Der Fehler fiel erst im Operationssaal auf - kurz vor der Organentnahme: Als sie den Hirntod eines Patienten feststellten, haben Ärzte im Raum Bremen geschlampt.

Hamburg - In letzter Minute fiel den Ärzten auf, dass der entscheidende Nachweis fehlte: Bei der Feststellung des Hirntods im Rahmen einer Organspende haben Ärzte nach einem Bericht der "Süddeutschen Zeitung" erneut Fehler gemacht. In einem Krankenhaus im Raum Bremen/Bremerhaven sei Anfang Dezember 2014 eine Organspende abgebrochen worden, weil der Hirntod des Spenders nicht nach den dafür vorgesehenen Regeln diagnostiziert worden sei. Die Operateure hätten zu diesem Zeitpunkt bereits den Bauchraum geöffnet, berichtet die "SZ".

Es handele sich um einen formalen Fehler in der Dokumentation, sagte ein Sprecher des Gesundheitsressorts in Bremen am Montag. Die bei der Bundesärztekammer angesiedelte Überwachungskommission will noch im Laufe des Tages eine Stellungnahme zu dem Vorfall abgeben.

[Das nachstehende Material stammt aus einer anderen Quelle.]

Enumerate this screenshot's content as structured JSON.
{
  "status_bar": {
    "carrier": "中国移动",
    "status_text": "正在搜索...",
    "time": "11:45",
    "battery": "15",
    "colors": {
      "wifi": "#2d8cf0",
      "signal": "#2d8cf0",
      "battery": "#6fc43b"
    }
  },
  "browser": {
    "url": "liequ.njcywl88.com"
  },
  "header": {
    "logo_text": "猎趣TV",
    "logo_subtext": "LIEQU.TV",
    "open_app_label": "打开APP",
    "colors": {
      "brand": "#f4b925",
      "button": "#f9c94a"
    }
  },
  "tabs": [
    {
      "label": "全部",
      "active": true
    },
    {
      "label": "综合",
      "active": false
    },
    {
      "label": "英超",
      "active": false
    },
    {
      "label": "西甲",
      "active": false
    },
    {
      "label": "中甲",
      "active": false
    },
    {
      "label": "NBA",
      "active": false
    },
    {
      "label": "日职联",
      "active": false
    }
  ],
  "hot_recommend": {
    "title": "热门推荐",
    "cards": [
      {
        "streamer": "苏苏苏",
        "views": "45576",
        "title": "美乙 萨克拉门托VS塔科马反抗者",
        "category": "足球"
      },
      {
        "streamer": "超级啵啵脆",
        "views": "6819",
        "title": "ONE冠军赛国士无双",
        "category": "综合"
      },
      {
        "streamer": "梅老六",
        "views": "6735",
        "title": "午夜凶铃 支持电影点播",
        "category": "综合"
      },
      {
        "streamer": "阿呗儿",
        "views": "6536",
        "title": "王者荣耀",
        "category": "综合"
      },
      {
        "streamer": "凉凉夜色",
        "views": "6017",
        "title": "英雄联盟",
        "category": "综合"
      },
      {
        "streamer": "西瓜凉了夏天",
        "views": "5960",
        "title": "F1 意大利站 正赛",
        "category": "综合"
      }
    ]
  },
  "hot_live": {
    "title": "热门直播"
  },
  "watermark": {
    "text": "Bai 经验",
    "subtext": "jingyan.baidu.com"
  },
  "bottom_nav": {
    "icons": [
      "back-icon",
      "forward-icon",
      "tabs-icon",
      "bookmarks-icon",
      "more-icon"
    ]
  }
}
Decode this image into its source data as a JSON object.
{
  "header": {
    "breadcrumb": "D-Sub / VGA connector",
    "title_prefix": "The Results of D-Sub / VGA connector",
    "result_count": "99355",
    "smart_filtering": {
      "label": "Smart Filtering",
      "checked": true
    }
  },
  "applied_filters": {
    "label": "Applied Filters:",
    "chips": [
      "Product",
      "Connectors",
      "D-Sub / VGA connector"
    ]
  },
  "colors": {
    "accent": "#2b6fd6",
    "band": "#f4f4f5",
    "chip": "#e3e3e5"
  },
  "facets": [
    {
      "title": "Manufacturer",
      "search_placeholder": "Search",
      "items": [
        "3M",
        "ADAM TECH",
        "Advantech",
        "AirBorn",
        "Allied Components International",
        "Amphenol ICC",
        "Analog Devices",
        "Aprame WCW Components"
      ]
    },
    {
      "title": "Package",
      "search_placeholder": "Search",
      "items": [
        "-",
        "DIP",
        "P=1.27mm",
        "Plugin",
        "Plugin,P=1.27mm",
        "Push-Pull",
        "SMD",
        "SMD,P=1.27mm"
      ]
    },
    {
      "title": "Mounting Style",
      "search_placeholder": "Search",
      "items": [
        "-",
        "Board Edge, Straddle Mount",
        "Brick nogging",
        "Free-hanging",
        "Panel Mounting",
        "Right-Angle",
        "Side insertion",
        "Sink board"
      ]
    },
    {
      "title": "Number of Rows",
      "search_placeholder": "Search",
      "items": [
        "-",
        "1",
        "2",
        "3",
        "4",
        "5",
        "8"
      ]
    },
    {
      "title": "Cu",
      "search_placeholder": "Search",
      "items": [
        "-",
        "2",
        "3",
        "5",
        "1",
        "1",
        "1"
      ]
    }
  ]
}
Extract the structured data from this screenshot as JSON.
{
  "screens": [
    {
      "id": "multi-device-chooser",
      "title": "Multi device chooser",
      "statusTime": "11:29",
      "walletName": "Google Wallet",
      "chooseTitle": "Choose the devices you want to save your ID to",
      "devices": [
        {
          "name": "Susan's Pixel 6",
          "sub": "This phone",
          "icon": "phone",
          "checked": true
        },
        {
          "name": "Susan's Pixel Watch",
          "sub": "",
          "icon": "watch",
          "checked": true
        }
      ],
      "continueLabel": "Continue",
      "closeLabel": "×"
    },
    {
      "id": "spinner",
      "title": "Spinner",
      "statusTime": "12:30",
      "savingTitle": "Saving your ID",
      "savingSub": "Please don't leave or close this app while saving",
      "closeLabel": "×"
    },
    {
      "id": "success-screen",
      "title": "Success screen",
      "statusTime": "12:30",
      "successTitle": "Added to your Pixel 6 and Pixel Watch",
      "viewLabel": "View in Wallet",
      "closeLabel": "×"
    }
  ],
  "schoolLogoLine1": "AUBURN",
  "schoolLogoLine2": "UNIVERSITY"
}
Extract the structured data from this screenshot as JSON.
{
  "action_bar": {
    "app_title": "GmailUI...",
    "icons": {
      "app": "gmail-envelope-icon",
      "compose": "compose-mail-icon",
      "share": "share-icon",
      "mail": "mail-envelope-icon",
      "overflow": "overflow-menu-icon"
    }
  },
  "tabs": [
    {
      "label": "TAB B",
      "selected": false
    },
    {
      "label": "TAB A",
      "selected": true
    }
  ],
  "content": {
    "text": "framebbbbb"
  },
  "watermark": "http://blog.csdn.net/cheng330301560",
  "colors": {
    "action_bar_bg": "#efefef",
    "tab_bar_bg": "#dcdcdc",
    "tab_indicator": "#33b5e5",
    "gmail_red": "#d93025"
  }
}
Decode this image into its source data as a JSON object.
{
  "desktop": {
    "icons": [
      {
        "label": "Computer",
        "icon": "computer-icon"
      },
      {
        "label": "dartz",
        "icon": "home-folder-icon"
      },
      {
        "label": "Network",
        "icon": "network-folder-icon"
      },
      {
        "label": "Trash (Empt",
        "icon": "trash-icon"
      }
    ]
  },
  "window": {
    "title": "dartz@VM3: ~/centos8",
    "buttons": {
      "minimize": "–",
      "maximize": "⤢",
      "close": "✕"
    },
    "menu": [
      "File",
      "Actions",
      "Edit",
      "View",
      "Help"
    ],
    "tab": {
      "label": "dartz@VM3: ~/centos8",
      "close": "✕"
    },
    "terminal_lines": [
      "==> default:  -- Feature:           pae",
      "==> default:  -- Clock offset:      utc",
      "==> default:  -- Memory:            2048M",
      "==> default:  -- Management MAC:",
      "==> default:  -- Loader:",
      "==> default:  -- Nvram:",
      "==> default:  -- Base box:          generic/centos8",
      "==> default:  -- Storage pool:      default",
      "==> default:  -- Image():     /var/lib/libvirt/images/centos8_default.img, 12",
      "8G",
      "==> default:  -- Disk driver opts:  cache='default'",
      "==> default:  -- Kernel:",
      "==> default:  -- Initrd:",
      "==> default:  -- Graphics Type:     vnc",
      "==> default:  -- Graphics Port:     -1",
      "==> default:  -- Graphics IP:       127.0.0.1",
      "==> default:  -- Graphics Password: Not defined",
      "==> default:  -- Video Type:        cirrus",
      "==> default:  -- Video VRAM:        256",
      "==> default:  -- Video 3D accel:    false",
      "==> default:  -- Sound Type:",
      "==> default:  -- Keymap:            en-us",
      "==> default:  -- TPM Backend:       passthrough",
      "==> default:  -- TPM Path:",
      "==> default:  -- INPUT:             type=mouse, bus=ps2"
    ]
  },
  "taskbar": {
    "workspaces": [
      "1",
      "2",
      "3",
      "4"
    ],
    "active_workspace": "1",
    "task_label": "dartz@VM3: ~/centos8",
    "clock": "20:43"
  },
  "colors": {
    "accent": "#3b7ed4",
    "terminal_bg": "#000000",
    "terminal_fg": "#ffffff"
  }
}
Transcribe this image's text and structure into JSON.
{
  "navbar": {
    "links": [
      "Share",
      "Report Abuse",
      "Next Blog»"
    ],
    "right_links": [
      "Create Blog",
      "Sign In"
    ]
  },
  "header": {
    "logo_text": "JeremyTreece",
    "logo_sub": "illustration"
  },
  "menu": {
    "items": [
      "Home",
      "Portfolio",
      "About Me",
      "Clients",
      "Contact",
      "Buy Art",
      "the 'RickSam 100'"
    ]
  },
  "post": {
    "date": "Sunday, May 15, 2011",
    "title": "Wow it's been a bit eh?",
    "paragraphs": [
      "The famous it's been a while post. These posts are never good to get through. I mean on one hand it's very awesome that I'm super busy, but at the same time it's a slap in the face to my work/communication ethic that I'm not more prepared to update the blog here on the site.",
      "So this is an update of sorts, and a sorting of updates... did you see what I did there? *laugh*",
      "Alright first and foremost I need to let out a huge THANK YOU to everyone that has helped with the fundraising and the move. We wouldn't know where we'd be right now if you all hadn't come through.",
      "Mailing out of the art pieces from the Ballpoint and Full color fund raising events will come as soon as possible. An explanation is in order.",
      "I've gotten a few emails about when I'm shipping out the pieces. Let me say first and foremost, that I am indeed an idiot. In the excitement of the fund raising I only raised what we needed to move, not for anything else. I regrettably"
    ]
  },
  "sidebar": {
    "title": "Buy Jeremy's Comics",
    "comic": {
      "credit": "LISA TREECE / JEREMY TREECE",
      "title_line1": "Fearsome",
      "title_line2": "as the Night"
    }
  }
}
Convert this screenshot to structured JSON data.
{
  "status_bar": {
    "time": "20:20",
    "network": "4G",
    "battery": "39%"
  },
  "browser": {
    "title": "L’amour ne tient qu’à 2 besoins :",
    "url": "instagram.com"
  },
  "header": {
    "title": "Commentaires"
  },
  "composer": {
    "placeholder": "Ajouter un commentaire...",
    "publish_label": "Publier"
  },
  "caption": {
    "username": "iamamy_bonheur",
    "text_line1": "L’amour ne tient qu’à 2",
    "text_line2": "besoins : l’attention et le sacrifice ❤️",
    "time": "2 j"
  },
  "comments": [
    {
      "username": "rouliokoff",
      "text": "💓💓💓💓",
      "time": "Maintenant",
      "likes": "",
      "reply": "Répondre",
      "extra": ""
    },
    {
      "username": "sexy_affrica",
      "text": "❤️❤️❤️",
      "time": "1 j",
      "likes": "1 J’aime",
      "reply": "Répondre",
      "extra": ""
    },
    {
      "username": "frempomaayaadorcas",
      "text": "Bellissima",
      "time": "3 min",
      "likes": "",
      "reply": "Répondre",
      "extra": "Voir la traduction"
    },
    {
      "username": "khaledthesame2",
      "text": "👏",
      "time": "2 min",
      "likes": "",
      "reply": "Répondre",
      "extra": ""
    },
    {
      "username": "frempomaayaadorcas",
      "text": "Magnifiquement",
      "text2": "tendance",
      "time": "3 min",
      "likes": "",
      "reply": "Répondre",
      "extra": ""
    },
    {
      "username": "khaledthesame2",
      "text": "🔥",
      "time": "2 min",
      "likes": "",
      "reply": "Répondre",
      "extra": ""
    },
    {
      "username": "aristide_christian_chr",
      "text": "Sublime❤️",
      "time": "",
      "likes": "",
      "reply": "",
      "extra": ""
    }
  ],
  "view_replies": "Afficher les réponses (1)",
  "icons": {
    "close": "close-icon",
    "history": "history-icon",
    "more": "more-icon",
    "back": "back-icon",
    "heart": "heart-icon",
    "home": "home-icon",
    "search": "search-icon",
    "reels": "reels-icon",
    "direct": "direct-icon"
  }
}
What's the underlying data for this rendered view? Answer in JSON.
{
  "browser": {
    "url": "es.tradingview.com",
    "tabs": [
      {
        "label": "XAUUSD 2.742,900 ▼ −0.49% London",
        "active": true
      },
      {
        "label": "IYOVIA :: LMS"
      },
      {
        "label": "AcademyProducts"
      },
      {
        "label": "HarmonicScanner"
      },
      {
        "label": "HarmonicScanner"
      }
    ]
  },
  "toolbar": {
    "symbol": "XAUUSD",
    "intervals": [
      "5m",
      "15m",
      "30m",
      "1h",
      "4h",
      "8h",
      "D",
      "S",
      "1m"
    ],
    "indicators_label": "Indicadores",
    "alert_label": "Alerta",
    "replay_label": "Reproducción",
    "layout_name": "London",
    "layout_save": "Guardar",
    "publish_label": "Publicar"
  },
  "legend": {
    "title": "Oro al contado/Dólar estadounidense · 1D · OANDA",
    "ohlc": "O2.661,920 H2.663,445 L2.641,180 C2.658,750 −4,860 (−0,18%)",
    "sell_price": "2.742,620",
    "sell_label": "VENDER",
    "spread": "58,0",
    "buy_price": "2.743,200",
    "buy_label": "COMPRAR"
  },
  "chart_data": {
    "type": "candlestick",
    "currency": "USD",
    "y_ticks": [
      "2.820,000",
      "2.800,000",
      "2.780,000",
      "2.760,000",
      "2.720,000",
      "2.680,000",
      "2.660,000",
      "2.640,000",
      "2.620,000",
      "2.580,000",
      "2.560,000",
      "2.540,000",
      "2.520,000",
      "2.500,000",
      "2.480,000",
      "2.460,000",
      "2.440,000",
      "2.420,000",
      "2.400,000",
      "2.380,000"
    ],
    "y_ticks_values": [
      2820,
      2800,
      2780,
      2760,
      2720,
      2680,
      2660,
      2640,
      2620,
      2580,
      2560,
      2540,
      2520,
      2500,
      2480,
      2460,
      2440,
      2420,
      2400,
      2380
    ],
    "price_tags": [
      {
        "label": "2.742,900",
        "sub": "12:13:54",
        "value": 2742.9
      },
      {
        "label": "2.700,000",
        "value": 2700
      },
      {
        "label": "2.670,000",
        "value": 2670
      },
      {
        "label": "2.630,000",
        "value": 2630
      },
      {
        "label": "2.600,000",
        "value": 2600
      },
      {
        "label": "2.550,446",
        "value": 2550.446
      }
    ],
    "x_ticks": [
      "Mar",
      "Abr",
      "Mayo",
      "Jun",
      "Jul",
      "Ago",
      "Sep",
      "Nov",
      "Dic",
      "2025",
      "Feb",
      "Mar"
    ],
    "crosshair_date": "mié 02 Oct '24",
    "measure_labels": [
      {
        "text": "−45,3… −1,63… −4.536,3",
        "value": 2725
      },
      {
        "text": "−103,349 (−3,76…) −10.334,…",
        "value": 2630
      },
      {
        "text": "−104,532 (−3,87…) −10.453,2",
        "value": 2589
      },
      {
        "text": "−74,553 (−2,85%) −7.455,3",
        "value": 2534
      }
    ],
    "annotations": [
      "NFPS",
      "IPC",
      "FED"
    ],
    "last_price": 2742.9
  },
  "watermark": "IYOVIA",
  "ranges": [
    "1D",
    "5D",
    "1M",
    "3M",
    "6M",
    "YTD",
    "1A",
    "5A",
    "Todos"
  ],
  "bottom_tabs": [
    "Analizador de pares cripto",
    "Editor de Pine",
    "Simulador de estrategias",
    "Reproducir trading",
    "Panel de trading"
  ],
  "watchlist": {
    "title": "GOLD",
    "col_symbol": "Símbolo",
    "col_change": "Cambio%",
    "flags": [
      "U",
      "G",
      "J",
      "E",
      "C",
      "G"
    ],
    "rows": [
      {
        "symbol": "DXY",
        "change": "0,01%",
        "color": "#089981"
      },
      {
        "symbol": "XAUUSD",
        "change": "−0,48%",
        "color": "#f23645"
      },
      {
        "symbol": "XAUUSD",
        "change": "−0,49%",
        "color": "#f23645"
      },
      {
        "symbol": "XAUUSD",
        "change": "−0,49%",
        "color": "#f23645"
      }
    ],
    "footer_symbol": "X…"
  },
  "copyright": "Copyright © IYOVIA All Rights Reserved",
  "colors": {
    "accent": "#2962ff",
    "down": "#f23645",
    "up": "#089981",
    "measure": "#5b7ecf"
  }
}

Die Deutsche Stiftung Organtransplantation (DSO) bestätigte der Zeitung "Unklarheiten in Bezug auf die Hirntoddiagnostik bzw. ihre Dokumentation". Die bei der Bundesärztekammer angesiedelte Überwachungskommission sei informiert worden. Die Ärztekammer teilte der Zeitung zufolge mit, dass "zu laufenden Verfahren in konkreten Einzelfällen keine Auskünfte gegeben werden können". Die Überwachungskommission werde sich in Kürze "mit der Überprüfung bestimmter Hirntod-Untersuchungen und -Diagnosen befassen".

Unklar ist, was in dem Krankenhaus genau geschah, als die fehlerhafte Diagnose entdeckt wurde. Die "SZ" berichtet, ihr sei zugetragen worden, dass sich die Ärzte daraufhin dazu entschlossen, die Beatmung des Patienten einfach einzustellen. Die Zeitung schreibt weiter, dass die Spende laut Dokumentation der DSO aufgrund von "Herz-Kreislauf-Versagen" abgebrochen wurde. In der Dokumentation stehe jedoch nicht, was zum Herzstillstand führte.

Schon vor einem Jahr war bekanntgeworden, dass Mediziner innerhalb von drei Jahren insgesamt zehn Patienten abweichend von den Richtlinien für hirntot erklärt hatten. Organe an noch Lebenden wurden aber nach DSO-Angaben nicht entnommen.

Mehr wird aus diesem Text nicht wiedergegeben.